Consumers should contact Rainbow Play Systems at (800) 724-6269 to determine if their chains are defective. If so, return the chains to the store where purchased for free replacements.

For more information, visit the company’s Web site at www.rainbowplay.com/safetyrecall.html.


Trek Bicycle Corp., of Waterloo, Wis., in cooperation with U.S. Consumer Product Safety Commission, is recalling 13,600 road bikes and 4,700 road bike handlebar stems that were sold separately because the bolts on the handlebar stems can break.

Two riders have suffered a concussion and a broken collarbone due to the defect. There have been three reports of broken handlebar stems.

Icon, Havana and Bordeaux stems were installed on various 1999 Trek and Klein bikes.

Trek and Klein dealers sold the handlebar stems and the road bikes from June 1998 through May 1999. Stems sold separately for approximately $70, and road bikes with the defected stems sold for $1,000 to $4,000.

Consumers should take their Trek or Klein bikes to a dealer for a free inspection and free replacement stem. For more information, call Trek at (800) 313-8735 or visit its Web site at www.trekbikes.com.

Playworld Systems, of Lewisburg, Pa., in cooperation with the U.S. Consumer Product Safety Commission, is recalling 370 playground sets because the swing connectors, which attach the top bar to the end supports, can crack. Children playing on the swings can be injured if the top bar falls.

There have been two reports of injuries, including a fractured toe and bruises.

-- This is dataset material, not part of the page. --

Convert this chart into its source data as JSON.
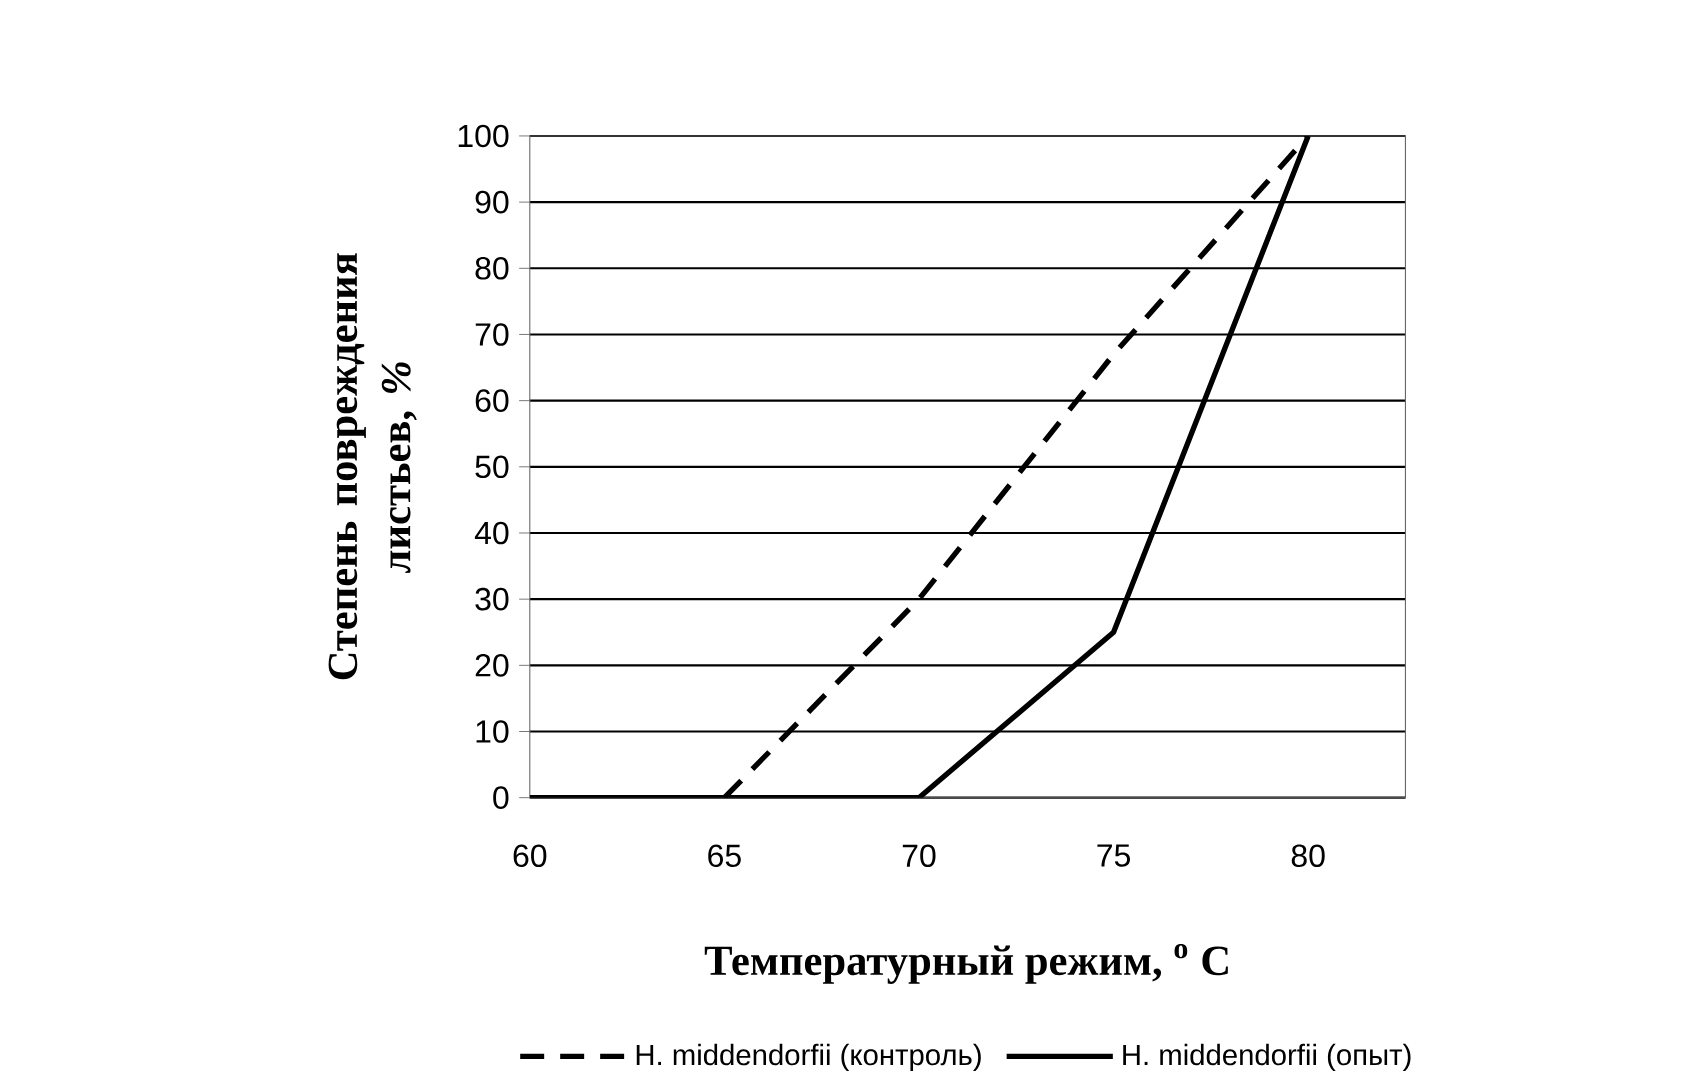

Playworld swing sets are made of aluminum tubing and are available in various colors. The recalled swings are Aluminum 2-Seat Arch Swing, model number 0288, and the Add-A-Bay Arch Swing, model number 0375. The swings were sold from February 1998 through May 2000 for $640 to $975.

Consumers should call Playworld Systems at (800) 233-8404 for a free repair kit.

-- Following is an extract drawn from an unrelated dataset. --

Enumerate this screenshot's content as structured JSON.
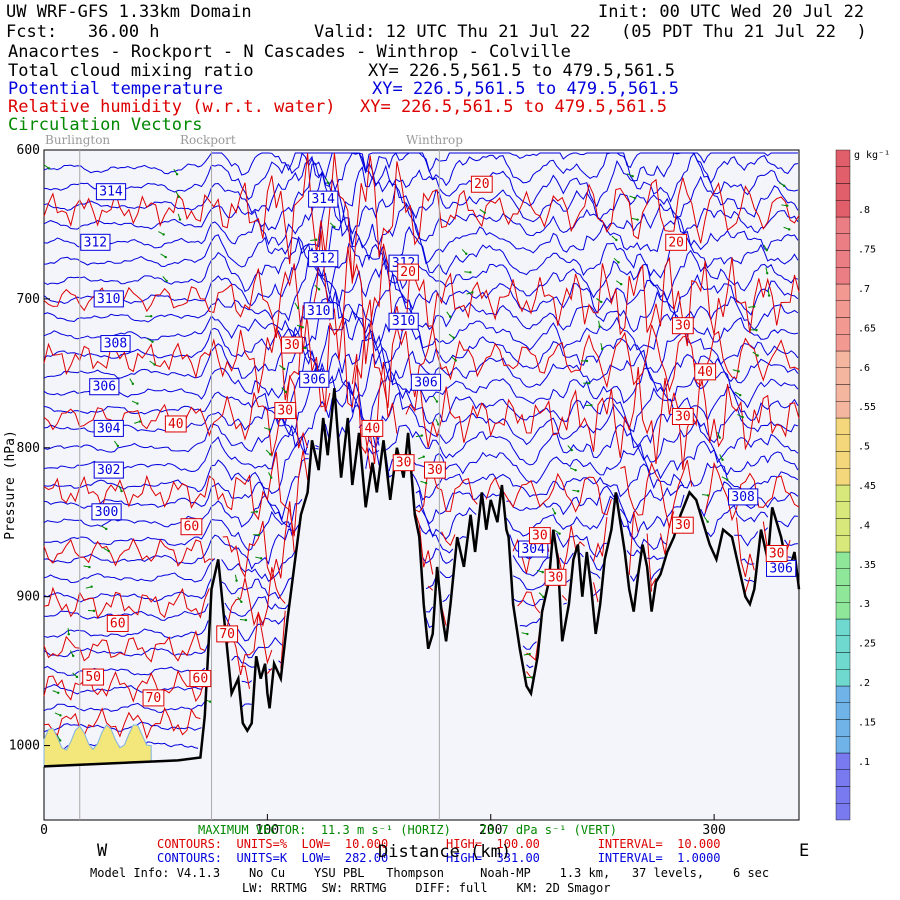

The U.S. Consumer Product Safety Commission (CPSC) reports emergency room-treated trampoline injuries have almost tripled in the past decade, from an estimated 37,500 in 1991 to about 100,000 in 1999.

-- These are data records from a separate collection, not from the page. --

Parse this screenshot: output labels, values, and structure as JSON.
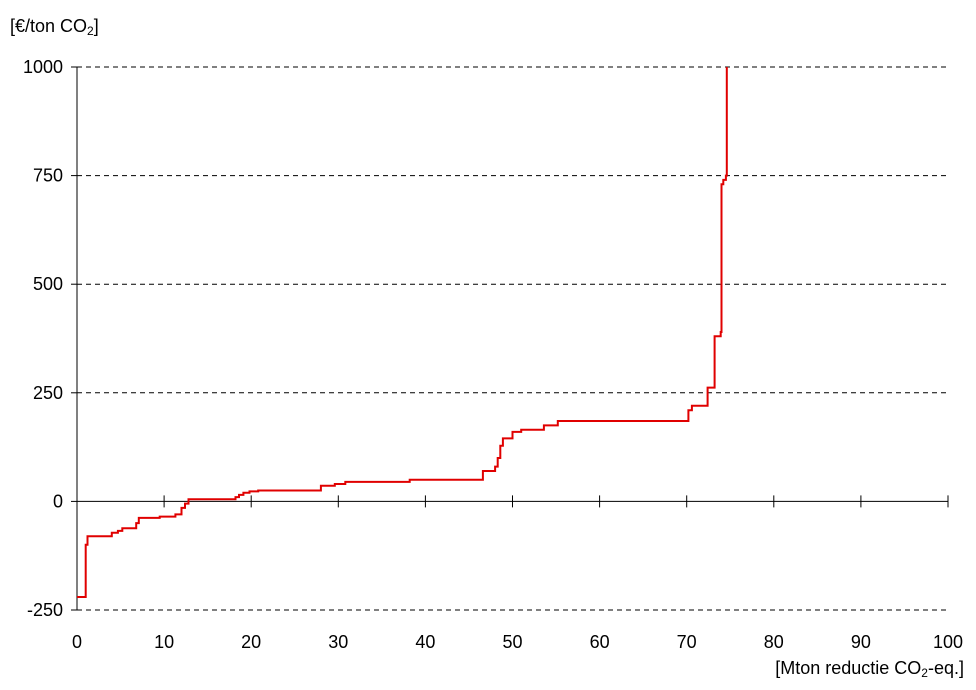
{
  "chart_data": {
    "type": "line",
    "ylabel": {
      "pre": "[€/ton CO",
      "sub": "2",
      "post": "]"
    },
    "xlabel": {
      "pre": "[Mton reductie CO",
      "sub": "2",
      "post": "-eq.]"
    },
    "xlim": [
      0,
      100
    ],
    "ylim": [
      -250,
      1000
    ],
    "xticks": [
      0,
      10,
      20,
      30,
      40,
      50,
      60,
      70,
      80,
      90,
      100
    ],
    "yticks": [
      -250,
      0,
      250,
      500,
      750,
      1000
    ],
    "xtick_labels": [
      "0",
      "10",
      "20",
      "30",
      "40",
      "50",
      "60",
      "70",
      "80",
      "90",
      "100"
    ],
    "ytick_labels": [
      "-250",
      "0",
      "250",
      "500",
      "750",
      "1000"
    ],
    "grid": "horizontal dashed",
    "series": [
      {
        "color": "#e00000",
        "step": true,
        "points": [
          [
            0,
            -220
          ],
          [
            1,
            -220
          ],
          [
            1,
            -100
          ],
          [
            1.2,
            -100
          ],
          [
            1.2,
            -80
          ],
          [
            4,
            -80
          ],
          [
            4,
            -72
          ],
          [
            4.7,
            -72
          ],
          [
            4.7,
            -68
          ],
          [
            5.2,
            -68
          ],
          [
            5.2,
            -62
          ],
          [
            6.8,
            -62
          ],
          [
            6.8,
            -50
          ],
          [
            7.1,
            -50
          ],
          [
            7.1,
            -38
          ],
          [
            9.5,
            -38
          ],
          [
            9.5,
            -35
          ],
          [
            11.3,
            -35
          ],
          [
            11.3,
            -30
          ],
          [
            12,
            -30
          ],
          [
            12,
            -15
          ],
          [
            12.4,
            -15
          ],
          [
            12.4,
            -5
          ],
          [
            12.8,
            -5
          ],
          [
            12.8,
            5
          ],
          [
            18.2,
            5
          ],
          [
            18.2,
            10
          ],
          [
            18.6,
            10
          ],
          [
            18.6,
            15
          ],
          [
            19.1,
            15
          ],
          [
            19.1,
            20
          ],
          [
            19.8,
            20
          ],
          [
            19.8,
            23
          ],
          [
            20.8,
            23
          ],
          [
            20.8,
            25
          ],
          [
            28,
            25
          ],
          [
            28,
            36
          ],
          [
            29.6,
            36
          ],
          [
            29.6,
            40
          ],
          [
            30.8,
            40
          ],
          [
            30.8,
            45
          ],
          [
            38.2,
            45
          ],
          [
            38.2,
            50
          ],
          [
            46.6,
            50
          ],
          [
            46.6,
            70
          ],
          [
            48,
            70
          ],
          [
            48,
            80
          ],
          [
            48.3,
            80
          ],
          [
            48.3,
            100
          ],
          [
            48.6,
            100
          ],
          [
            48.6,
            128
          ],
          [
            48.9,
            128
          ],
          [
            48.9,
            145
          ],
          [
            50,
            145
          ],
          [
            50,
            160
          ],
          [
            51,
            160
          ],
          [
            51,
            165
          ],
          [
            53.6,
            165
          ],
          [
            53.6,
            175
          ],
          [
            55.2,
            175
          ],
          [
            55.2,
            185
          ],
          [
            70.2,
            185
          ],
          [
            70.2,
            210
          ],
          [
            70.6,
            210
          ],
          [
            70.6,
            220
          ],
          [
            72.4,
            220
          ],
          [
            72.4,
            262
          ],
          [
            73.2,
            262
          ],
          [
            73.2,
            380
          ],
          [
            73.9,
            380
          ],
          [
            73.9,
            390
          ],
          [
            74,
            390
          ],
          [
            74,
            730
          ],
          [
            74.2,
            730
          ],
          [
            74.2,
            740
          ],
          [
            74.5,
            740
          ],
          [
            74.5,
            750
          ],
          [
            74.6,
            750
          ],
          [
            74.6,
            1000
          ]
        ]
      }
    ]
  }
}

Nearly two-thirds of the victims were 6 to 14 years old. Approximately 15% of injuries involved children younger than age 6. Since 1990, CPSC has received reports of 11 trampoline-related deaths.

Emergency room visits often result from jumpers colliding, falling on trampoline springs or frames, falling off trampolines or attempting stunts.

These findings reinforce the American Academy of Pediatrics’ recommendation that trampolines should never be used in home environments, routine physical education classes or outdoor playgrounds.

The U.S. Consumer Product Safety Commission (CPSC) reports that there are no asbestos or transitional fibers in children’s chalk.

The CPSC tested blackboard and jumbo-sized chalk from Crayola, Prang, Pentech, Curiosity Kits and Sketch & Scribble, five manufacturers that represent the majority of the industry. No asbestos or transitional fibers, which may be confused for asbestos, were found.

Testing of pastels yielded the same result.

Testing was done following reports that chalk and children’s crayons may contain asbestos. In June, the CPSC found trace amounts of asbestos and large amounts of transitional fibers in Crayola and Prang crayons. Though the risk of exposure was minimal, manufacturers agreed to CPSC’s request to reformulate their crayons in a year.